3 ways to leverage boredom and change your life
Bored out of your mind? Here are three tricks to use that feeling to your advantage.
Boredom — that dreaded, mind-numbing feeling — is a universal fact of life. For some, it’s a fleeting feeling that prompts positive action. But for those with boredom proneness, frequent intense boredom can lead to mental health effects like elevated anxiety, depression, and aggression.
James Danckert is a clinical neuropsychologist at the University of Waterloo who studies boredom. He summed up the latest research on the feeling in his recent book Out of my Skull: The Psychology of Boredom.
According to Danckert, it is possible to leverage boredom to your advantage. You may never fully escape it, but you can use moments of boredom as opportunities to become more engaged in your life.

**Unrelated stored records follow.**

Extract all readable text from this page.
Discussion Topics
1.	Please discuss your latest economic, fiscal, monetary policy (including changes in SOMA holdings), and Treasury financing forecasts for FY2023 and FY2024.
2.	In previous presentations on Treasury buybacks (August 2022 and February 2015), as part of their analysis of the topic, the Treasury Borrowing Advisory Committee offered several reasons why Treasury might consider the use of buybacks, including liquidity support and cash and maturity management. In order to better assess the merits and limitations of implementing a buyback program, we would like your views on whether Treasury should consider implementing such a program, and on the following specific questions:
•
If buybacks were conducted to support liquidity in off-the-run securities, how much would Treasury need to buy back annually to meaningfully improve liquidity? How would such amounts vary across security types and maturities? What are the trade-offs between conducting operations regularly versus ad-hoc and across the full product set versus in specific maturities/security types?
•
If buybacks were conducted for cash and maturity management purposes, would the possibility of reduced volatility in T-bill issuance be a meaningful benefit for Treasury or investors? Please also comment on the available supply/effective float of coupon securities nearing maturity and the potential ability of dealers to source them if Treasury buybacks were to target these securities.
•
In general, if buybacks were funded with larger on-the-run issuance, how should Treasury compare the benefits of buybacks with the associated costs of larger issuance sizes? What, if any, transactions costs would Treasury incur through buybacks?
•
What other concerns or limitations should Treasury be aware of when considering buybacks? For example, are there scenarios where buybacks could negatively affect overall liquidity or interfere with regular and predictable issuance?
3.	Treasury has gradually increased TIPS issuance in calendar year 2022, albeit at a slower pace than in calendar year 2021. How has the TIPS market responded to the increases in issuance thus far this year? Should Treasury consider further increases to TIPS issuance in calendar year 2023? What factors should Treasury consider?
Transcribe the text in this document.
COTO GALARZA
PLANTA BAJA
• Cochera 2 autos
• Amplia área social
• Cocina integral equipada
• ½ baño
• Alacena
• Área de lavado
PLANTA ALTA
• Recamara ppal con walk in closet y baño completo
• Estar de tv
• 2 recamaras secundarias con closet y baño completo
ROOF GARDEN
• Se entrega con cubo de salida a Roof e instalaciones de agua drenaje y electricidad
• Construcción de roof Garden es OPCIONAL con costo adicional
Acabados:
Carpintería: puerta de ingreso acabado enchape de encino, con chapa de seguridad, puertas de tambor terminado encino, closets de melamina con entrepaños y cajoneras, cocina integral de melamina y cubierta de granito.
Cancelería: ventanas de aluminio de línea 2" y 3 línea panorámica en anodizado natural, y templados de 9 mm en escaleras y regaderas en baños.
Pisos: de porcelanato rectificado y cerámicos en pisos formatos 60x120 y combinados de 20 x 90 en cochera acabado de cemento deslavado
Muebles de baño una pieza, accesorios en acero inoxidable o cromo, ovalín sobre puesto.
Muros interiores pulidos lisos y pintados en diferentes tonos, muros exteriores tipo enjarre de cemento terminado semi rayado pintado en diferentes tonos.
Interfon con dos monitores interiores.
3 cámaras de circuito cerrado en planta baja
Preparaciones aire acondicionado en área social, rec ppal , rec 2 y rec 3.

“Boredom is a signal,” Danckert tells Inverse. “It's something that tells us that whatever you're doing right now is failing to satisfy you in some important way.”
In the moment of being bored, we are “disengaged with the world around us,” Danckert says. It’s that feeling of being stuck in an “eye gougingly” boring work presentation or a lengthy line at the DMV.
“Boredom feels uncomfortable because as a primary drive for humans, we want to be engaged. We want to be interacting with people around us and the world around us in purposeful ways,” Danckert says.
This week, Inverse explores what to do when you get bored, how to avoid its sneaky side effects, and how to live a more engaged life.
I’m Ali Pattillo and this is Strategy, a series packed with actionable tips to help you make the most out of your life, career, and finances.
A threat to your sense of agency— When Danckert tells people he studies boredom, they often chuckle. He reasons that’s because many people think of boredom as a trivial feeling that has few real-world implications.
However, his own experiences, as well as those of his patients, say otherwise. When Danckert was 19, his older brother suffered a motor vehicle crash and a traumatic brain injury.
"At some point during his recovery, I remember him telling me he was bored all the time," Danckert says.
Later in life, while training as a clinical neuropsychologist, Danckert came across patients like his brother — people who were also healing from traumatic brain injuries. When he was taking their histories, he’d ask: “Do you feel like you're more bored now than you were before your head injury?” They’d emphatically reply yes.
No one had ever bothered to ask them before, the psychologist recalls, even though this was a critical part of their post-injury experiences.
Danckert went on to become one of the foremost experts on the psychology of boredom. After years of research, he’s come to a critical understanding: Much of what we thought we knew about boredom is actually wrong.
"As a primary drive for humans, we want to be engaged."
Contrary to some popular misconceptions, boredom isn't laziness or a lack of motivation. It isn't apathy or the absence of desire. It doesn’t have anything to do with fortitude or capability.
“Boredom is characterized by a desire that's going unmet," Danckert says. “What boredom is really pushing you to try and do is to find something that's satisfying, not just occupying."
When people get bored, they often turn to their smartphone, to drugs and alcohol, gambling, or Tetris —things that occupy their time but don’t satisfy their desires.
“Boredom is a threat to your sense of agency,” Danckert explains. In this case, agency is this sense that your actions and your goals flow from desires within you; desires you've created, he explains.
"You're making things happen and you're having an influence on the world," Danckert says. But when you're playing Candy Crush or scrolling Instagram, you lose that sense of agency.
“It feels uncomfortable because it's highlighting in that moment that you're not being a very effective human being, you're not engaging with the world in ways that are meaningful and purposeful to you.”
A better way of being bored— Even with the world at our fingertips, it's easy to get bored. So when that sleep-inducing, frustrating feeling sets in, what can we do?
While the data isn't clear on the best way to handle boredom, Danckert says there are three major steps that can help:
- Keep calm: If you stay stuck in the restlessness and agitation that comes with boredom, finding a clear path forward is going to be challenging, Danckert says. A helpful first step is calming yourself and remembering this is just boredom. I can work my way through this.
- Reflect on the present moment: "Think about what it is about this situation that you think is boring," Danckert suggests. If you reflect on that, you might be able to find ways to reframe what you're doing so that it becomes less boring.
- Look toward the future: Think about what your goals are in life and what are the most important things to you. Danckert advises: "Even if you can't immediately launch into them, think about your goals and ask what am I doing in my life at the moment to reach towards those steps?"